Asian Sari Sari Market
This family-run market on the south end of town specializes in Filipino and Hawaiian products. There are packages of sausages and an array of sauces to put on them; if you’re a fan of ube, you’ll find ube cookies, ube candy, ube custard, ube paste, ube powder and ube condensed milk. The large selection of snacks range from shrimp crackers to pizza-flavored potato chips, or, if you’ve got a sweet tooth, pineapple gummies to pandan custard-filled cookies. 6466 S. Tenaya Way #120, 702-691-2099.
India British Market
India British Market may be the most fully stocked store in the Valley. Every inch of space is packed floor to ceiling with an incredible array of merchandise from Britain and its former colonies. It’s a condiment extravaganza: choose your favorite brand of lemon curd or mango pickle. In the freezer, shepherd’s pie pasties snuggle next to masala dosa, cans of dandelion & burdock soda are shelved alongside bottles of mango juice with basil seeds and bags of jasmine rice are down the aisle from the burly kilted fellow on the boxes of Scott’s Porage Oats.560 E. Windmill Lane #120, 702-954-4531.
La Favorita
Everything from standard staples to special treats can be found at this grocery store. There are of course plenty of flavors and brands of beans, juice and salad dressing, but also ten types of mole. You can choose from Venezuelan, Honduran or Guatemalan chorizo—or just grab a bag of chipotle-chorizo Fritos.
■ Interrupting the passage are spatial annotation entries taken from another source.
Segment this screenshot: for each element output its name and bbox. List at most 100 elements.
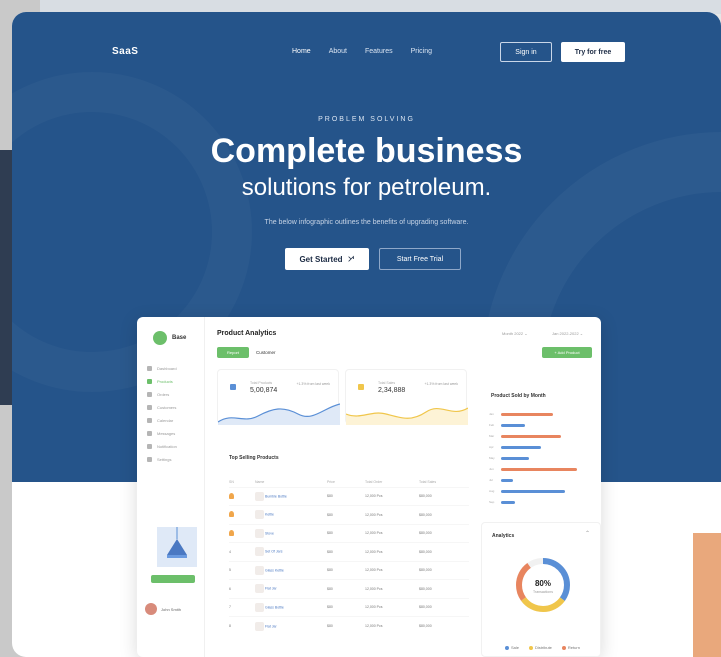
column-header: Name: [255, 479, 265, 484]
product-sn: 7: [229, 597, 255, 617]
table-row[interactable]: Bumble Bottle $80 12,000 Pcs $80,000: [229, 486, 469, 506]
product-thumbnail: [255, 602, 264, 612]
analytics-legend: Sale Distribute Return: [505, 645, 580, 650]
sidebar-item-settings[interactable]: Settings: [147, 453, 202, 466]
medal-icon: [229, 492, 234, 499]
user-name: John Smith: [161, 606, 182, 612]
sidebar-item-label: Orders: [157, 392, 170, 397]
top-selling-title: Top Selling Products: [229, 455, 279, 461]
product-price: $80: [327, 597, 365, 617]
nav-link-home[interactable]: Home: [292, 48, 311, 55]
sidebar-item-messages[interactable]: Messages: [147, 427, 202, 440]
sold-bar[interactable]: [501, 435, 561, 438]
dashboard-title: Product Analytics: [217, 330, 277, 337]
rocket-icon: [347, 255, 354, 262]
sidebar-item-notification[interactable]: Notification: [147, 440, 202, 453]
orders-icon: [147, 392, 152, 397]
product-name: Kettle: [264, 512, 274, 517]
sidebar-item-products[interactable]: Products: [147, 375, 202, 388]
analytics-donut-chart: 80% Transactions: [516, 558, 570, 612]
sidebar-item-label: Settings: [157, 457, 172, 462]
tab-customer[interactable]: Customer: [256, 350, 276, 355]
get-started-button[interactable]: Get Started: [285, 248, 369, 270]
column-header: Total Sales: [419, 479, 437, 484]
product-sn: 6: [229, 579, 255, 598]
table-row[interactable]: 7 Glass Bottle $80 12,000 Pcs $80,000: [229, 597, 469, 617]
product-orders: 12,000 Pcs: [365, 579, 419, 598]
table-row[interactable]: 4 Set Of Jars $80 12,000 Pcs $80,000: [229, 542, 469, 561]
product-price: $80: [327, 560, 365, 580]
user-profile[interactable]: John Smith: [145, 603, 181, 615]
try-for-free-button[interactable]: Try for free: [561, 42, 625, 62]
column-header: Price: [327, 479, 335, 484]
gear-icon: [147, 457, 152, 462]
more-options-icon[interactable]: ⌃: [585, 530, 590, 537]
sidebar-item-calendar[interactable]: Calendar: [147, 414, 202, 427]
product-name: Flat Jar: [264, 586, 277, 591]
table-row[interactable]: Stove $80 12,000 Pcs $80,000: [229, 523, 469, 543]
nav-link-features[interactable]: Features: [365, 48, 393, 55]
legend-item-return: Return: [561, 645, 580, 650]
sidebar-item-label: Notification: [157, 444, 177, 449]
table-row[interactable]: 5 Glass Kettle $80 12,000 Pcs $80,000: [229, 560, 469, 580]
bar-label: Feb: [489, 423, 495, 427]
date-range-select[interactable]: Jan 2022-2022 ⌄: [552, 331, 583, 336]
product-orders: 12,000 Pcs: [365, 486, 419, 506]
product-name: Stove: [264, 531, 274, 536]
lamp-illustration: [157, 527, 197, 567]
table-header-row: SN Name Price Total Order Total Sales: [229, 477, 469, 487]
product-sold-title: Product Sold by Month: [491, 393, 546, 399]
legend-swatch: [529, 645, 534, 650]
dashboard-icon: [147, 366, 152, 371]
dashboard-sidebar: Base Dashboard Products Orders Customers…: [137, 317, 205, 657]
product-sn: 8: [229, 616, 255, 635]
bar-label: Sep: [489, 500, 495, 504]
bar-label: Jun: [489, 467, 494, 471]
sold-bar[interactable]: [501, 501, 516, 504]
sidebar-upgrade-button[interactable]: [151, 575, 195, 583]
sold-bar[interactable]: [501, 457, 529, 460]
product-sales: $80,000: [419, 597, 469, 617]
start-free-trial-button[interactable]: Start Free Trial: [379, 248, 461, 270]
table-row[interactable]: 8 Flat Jar $80 12,000 Pcs $80,000: [229, 616, 469, 635]
sidebar-item-customers[interactable]: Customers: [147, 401, 202, 414]
product-sales: $80,000: [419, 486, 469, 506]
bar-label: May: [489, 456, 495, 460]
bar-label: Jan: [489, 412, 494, 416]
tab-report[interactable]: Report: [217, 347, 249, 358]
product-orders: 12,000 Pcs: [365, 560, 419, 580]
sold-bar[interactable]: [501, 413, 553, 416]
product-sales: $80,000: [419, 542, 469, 561]
month-select[interactable]: Month 2022 ⌄: [502, 331, 528, 336]
sidebar-item-orders[interactable]: Orders: [147, 388, 202, 401]
sign-in-button[interactable]: Sign in: [500, 42, 552, 62]
sidebar-item-label: Calendar: [157, 418, 174, 423]
kpi-trend: +1.3% from last week: [424, 382, 458, 386]
add-product-button[interactable]: + Add Product: [542, 347, 592, 358]
sold-bar[interactable]: [501, 479, 513, 482]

If you seek desserts or pastries, there are extravagant cakes available whole or by the slices alongside an entire wall of empanadas fresas, rollos vanillas, galletas de coco and more. 1000 N. Rancho Drive, 702-550-0695; 573 E. Twain Ave., 725-286-1089.
International Market
If the rest of the shops tend toward the small, family-owned and narrowly focused, the International Marketplace is where you can find it all under one massive roof, from Czech plum preserves to Mexican corn ice cream to Irish Guinness potato chips to all those flavors of Kit Kat you can only get in Japan—not to mention domestic specialties such as New Orleans coffee and Hawaiian Spam. You can spend an awful lot of time and money here, but there’s a membership that offers extra discounts. 5000 S. Decatur Blvd., 702-889-2888, impfoods.co.